Parliament committee votes to repeal gas/electricity price caps, 2 pct tax on energy companies
The Industries and Services Committee in the lower chamber of the Romanian Parliament voted to repeal the article in Emergency Ordinance 114 (OUG 114) that established caps on gas prices and electricity, as well as the article which had introduced a 2 percent tax on the turnover of companies operating in the energy sector.
Through OUG 114/2018, internal gas producers’ sale price to suppliers and heating plants was capped at RON 68/MWh for three years, while electricity prices were also regulated for household consumers.

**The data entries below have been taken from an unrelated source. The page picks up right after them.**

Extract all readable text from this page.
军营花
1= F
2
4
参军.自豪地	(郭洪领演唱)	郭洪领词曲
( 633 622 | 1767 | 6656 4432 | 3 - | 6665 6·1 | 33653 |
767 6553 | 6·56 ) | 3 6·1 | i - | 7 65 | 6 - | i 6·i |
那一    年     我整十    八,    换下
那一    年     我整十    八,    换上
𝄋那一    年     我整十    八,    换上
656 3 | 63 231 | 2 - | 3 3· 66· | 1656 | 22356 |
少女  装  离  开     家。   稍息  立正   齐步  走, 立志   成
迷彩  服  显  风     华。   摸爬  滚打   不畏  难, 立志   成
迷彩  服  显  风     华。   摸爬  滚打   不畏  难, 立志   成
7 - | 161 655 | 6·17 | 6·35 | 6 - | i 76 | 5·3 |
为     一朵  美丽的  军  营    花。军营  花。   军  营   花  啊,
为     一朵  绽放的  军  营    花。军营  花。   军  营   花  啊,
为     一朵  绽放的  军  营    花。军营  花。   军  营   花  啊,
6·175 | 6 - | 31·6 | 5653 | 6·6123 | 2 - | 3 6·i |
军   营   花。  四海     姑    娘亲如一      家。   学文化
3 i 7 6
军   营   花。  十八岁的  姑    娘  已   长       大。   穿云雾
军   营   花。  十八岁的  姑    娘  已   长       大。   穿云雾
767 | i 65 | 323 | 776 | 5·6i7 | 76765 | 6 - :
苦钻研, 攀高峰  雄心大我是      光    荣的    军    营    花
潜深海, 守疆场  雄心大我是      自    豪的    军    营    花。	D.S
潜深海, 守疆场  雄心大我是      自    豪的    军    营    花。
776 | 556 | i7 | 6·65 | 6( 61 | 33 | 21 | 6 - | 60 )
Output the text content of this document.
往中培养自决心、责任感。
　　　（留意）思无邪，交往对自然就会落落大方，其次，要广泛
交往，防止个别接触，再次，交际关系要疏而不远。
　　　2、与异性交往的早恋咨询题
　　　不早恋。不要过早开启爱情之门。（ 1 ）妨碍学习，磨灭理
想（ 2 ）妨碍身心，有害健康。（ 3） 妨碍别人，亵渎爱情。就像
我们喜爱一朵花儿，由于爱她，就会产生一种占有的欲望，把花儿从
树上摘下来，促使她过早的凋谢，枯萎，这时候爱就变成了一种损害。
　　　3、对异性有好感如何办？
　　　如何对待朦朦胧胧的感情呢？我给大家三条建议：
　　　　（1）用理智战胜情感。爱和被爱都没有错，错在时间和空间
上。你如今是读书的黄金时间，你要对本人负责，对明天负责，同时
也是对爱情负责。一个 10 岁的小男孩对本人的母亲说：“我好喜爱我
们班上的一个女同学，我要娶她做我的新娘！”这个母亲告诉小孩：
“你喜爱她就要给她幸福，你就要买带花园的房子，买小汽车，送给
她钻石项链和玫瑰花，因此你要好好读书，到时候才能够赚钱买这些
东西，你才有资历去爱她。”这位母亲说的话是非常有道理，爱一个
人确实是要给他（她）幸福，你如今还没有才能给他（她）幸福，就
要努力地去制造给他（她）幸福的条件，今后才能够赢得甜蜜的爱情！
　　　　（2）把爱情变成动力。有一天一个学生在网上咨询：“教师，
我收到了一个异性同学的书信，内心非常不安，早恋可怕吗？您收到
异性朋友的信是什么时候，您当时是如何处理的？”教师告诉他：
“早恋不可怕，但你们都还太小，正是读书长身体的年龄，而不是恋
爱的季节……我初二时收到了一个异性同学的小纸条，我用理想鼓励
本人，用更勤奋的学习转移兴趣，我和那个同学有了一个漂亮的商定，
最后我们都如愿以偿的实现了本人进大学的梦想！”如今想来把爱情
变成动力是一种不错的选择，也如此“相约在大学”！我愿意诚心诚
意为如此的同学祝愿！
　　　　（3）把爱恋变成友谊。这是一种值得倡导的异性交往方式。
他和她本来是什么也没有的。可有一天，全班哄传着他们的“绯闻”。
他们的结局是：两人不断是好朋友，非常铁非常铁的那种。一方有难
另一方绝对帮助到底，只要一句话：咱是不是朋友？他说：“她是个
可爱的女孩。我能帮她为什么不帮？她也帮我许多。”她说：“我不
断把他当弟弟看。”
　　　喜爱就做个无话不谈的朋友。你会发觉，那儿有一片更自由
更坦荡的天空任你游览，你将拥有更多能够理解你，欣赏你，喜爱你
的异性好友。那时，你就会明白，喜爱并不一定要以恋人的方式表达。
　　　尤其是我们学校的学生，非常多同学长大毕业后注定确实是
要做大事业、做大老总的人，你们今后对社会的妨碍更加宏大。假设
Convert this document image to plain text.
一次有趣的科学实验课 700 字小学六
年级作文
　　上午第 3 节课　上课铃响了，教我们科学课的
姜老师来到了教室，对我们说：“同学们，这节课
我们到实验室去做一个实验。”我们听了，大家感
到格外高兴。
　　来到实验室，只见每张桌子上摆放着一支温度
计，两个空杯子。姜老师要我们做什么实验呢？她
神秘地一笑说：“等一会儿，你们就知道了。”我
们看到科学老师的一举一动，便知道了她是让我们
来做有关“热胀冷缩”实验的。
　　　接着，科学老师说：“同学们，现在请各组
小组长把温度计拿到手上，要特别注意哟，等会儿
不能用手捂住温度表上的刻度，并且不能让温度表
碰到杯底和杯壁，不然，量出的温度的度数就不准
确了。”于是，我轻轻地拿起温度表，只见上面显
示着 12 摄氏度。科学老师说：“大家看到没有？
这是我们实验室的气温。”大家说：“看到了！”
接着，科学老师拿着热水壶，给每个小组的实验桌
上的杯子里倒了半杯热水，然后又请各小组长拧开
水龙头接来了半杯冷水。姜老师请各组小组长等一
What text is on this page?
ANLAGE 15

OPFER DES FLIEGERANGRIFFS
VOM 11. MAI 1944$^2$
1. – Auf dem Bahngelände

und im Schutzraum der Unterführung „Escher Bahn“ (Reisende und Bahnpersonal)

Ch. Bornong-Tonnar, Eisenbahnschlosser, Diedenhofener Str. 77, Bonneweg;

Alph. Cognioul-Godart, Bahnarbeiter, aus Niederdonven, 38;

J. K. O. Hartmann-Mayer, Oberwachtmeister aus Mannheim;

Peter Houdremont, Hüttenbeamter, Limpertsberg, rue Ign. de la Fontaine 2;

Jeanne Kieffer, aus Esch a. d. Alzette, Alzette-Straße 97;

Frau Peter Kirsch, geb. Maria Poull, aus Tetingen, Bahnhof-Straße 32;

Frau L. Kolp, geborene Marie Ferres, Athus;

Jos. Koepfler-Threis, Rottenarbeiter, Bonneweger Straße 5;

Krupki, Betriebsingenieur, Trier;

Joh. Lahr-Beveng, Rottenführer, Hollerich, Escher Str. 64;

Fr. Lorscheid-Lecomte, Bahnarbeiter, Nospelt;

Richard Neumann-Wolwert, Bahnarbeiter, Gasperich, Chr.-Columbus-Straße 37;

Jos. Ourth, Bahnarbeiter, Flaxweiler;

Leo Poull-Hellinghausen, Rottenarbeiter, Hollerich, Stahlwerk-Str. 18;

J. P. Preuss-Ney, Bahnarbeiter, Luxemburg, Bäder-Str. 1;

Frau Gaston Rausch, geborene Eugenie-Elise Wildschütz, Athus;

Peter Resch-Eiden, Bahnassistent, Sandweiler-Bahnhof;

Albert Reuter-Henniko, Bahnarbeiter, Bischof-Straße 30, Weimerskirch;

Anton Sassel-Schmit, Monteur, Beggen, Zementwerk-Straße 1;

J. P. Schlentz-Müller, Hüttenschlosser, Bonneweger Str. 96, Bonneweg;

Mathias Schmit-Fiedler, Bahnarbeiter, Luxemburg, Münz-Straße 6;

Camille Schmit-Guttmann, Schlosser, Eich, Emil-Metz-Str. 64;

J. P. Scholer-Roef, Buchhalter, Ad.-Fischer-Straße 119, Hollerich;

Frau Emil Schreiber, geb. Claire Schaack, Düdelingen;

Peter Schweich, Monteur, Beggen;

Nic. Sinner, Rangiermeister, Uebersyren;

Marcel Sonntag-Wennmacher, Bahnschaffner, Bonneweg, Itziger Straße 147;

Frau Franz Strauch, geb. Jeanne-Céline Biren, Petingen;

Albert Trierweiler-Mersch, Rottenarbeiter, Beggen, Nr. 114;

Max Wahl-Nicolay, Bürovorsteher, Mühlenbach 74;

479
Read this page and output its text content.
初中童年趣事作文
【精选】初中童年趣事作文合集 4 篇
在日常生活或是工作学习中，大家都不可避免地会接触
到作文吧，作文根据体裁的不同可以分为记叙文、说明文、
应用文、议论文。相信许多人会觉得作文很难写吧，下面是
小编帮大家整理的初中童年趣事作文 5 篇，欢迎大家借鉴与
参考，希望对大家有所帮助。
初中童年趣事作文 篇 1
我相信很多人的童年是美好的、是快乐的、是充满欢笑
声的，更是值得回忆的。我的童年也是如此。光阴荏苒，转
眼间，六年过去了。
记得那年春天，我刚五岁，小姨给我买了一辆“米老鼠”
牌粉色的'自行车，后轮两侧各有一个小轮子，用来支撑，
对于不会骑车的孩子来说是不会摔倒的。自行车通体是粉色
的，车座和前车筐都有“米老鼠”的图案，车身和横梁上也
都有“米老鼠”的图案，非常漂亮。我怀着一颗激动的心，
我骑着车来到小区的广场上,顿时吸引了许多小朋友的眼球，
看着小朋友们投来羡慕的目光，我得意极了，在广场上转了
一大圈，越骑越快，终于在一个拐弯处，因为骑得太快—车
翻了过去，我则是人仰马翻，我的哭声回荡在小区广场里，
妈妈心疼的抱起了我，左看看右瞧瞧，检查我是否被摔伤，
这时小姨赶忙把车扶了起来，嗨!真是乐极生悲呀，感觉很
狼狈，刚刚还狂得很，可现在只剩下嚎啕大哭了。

Both provisions caused intense outrage from industry representatives in the first months of 2019. Players then accused the government of skipping public consultation on the matters included in OUG 114 and called for the repeal of the most controversial articles of the emergency order, warning that they will lead to a massive increase of imports and higher energy and gas prices for industries.
Authorities refused to listen to market voices before OUG 114 took effect, and carried on with the implementation of the new legislative changes, but are eliminating them now that the negative effects specialists had warned about have begun to appear.
The amended project will go to other parliamentary committees next and eventually reach the Chamber of Deputies for a final vote.
If today’s amendments get approved, the energy market will have to be re-liberalized by the regulatory authority (ANRE) in just three months, although the original liberalization process was done gradually and took several years.
A recent BR Analysis showed that OUG 114/2018 caused major upheaval in the energy market, and especially in the gas sector.
“When the government representative presented us with the draft ordinance, my first reaction was: my God, you’re selling us to the Russians! Because this was like a door wide open to Russian gas,” a source from the energy market told BR.
In effect, the two major gas producers in Romania – Romgaz and OMV Petrom – are being forced to sell gas at capped prices and pay extra taxes, while there is no regulation governing imported gas – meaning that such a measure hits local producers and favors gas imports from Russia.
And the effect was soon evident: in the first months of this year, Romania increased its reliance on Russian gas, as imports from Gazprom jumped, and at much higher prices, official data show.
The measure is also a consequence of the fact that the Romanian government has never managed to identify the energy-vulnerable consumers in order to subsidize only those who need protection from high prices.
“With emergency ordinance 114, we erased five years in terms of energy price liberalization; we returned to 2014,” an energy expert told BR.